Jakob und Tommy hatten einen idiotensicheren Plan entwickelt, nachdem die Mannschaft der ›Flying Fortress‹ sich aufs Ohr gehauen hatte und sofort tief und traumlos eingeschlafen war. Auch die beiden anderen Lotsen des Nachmittags waren abgelöst worden. Jakob machte in dieser Woche immer von 16 bis 24 Uhr Dienst, und für den gleichen Zeitraum waren seine drei MP-Freunde eingeteilt, die er in den Plan eingeweiht hatte. Sie waren voller Hilfsbereitschaft. Misaras sorgte dafür, daß seine Crew sofort von einer anderen abgelöst wurde. Die neue Crew war der alten durch gemeinsame Schiebereien innig verbunden.
Am aufgeregtesten war Mojshe. »Mein Großvater«, gab er bekannt, »hat zehn Kilometer hinter Tarnopol auch Hühner gehabt!«
Als er dann mit seinen Freunden in das Innere der ›Fliegenden Festung‹ kletterte, sackte er allerdings auf dem Pilotensitz zusammen vor Schreck und stöhnte: »Gott der Gerechte …!« Alle stöhnten. Fast alle.
Misaras: »Gott steh uns bei!«
Jesus: »Das muß der alte Herr mit dem weißen Bart jetzt aber auch wirklich tun!«
Jakob stöhnte nicht.
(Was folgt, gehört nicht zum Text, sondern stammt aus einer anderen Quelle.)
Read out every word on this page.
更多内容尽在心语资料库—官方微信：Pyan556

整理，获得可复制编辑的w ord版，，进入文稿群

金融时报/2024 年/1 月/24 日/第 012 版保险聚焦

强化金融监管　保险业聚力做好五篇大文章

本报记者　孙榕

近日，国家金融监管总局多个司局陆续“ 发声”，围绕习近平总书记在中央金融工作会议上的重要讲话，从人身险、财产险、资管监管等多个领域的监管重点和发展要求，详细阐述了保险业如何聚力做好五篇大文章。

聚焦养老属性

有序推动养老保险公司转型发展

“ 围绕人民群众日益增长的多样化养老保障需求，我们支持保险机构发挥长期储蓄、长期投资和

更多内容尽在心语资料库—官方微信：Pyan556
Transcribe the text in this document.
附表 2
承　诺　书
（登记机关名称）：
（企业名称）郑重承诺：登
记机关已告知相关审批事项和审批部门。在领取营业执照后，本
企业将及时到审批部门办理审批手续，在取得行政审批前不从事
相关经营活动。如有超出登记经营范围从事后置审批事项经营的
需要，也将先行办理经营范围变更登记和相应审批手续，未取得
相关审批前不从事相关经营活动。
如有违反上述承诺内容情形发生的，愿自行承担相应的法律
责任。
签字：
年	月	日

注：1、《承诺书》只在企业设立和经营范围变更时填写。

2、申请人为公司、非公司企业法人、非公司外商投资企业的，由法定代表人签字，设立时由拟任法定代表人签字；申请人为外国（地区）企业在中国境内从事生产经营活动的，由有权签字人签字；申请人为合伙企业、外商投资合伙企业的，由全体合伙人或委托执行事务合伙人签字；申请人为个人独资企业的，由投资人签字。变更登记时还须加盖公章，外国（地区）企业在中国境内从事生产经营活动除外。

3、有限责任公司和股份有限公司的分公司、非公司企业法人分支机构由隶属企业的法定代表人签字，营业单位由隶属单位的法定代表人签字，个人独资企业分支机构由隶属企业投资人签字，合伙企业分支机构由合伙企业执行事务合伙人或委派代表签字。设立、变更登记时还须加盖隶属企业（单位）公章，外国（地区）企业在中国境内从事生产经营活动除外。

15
Ihm hatte es vor Schreck das Stöhnen verschlagen: Eintausend Kisten zu je vierzig Stück – da waren sie, im Laderaum der umgebauten ›Fliegenden Festung‹. Ein furchterregender Anblick. Daran änderte auch nichts, daß aus vielen Kisten leises Piepsen erscholl. Im Gegenteil!
Stumm ließ Jakob sich auf den Sitz des Copiloten sinken.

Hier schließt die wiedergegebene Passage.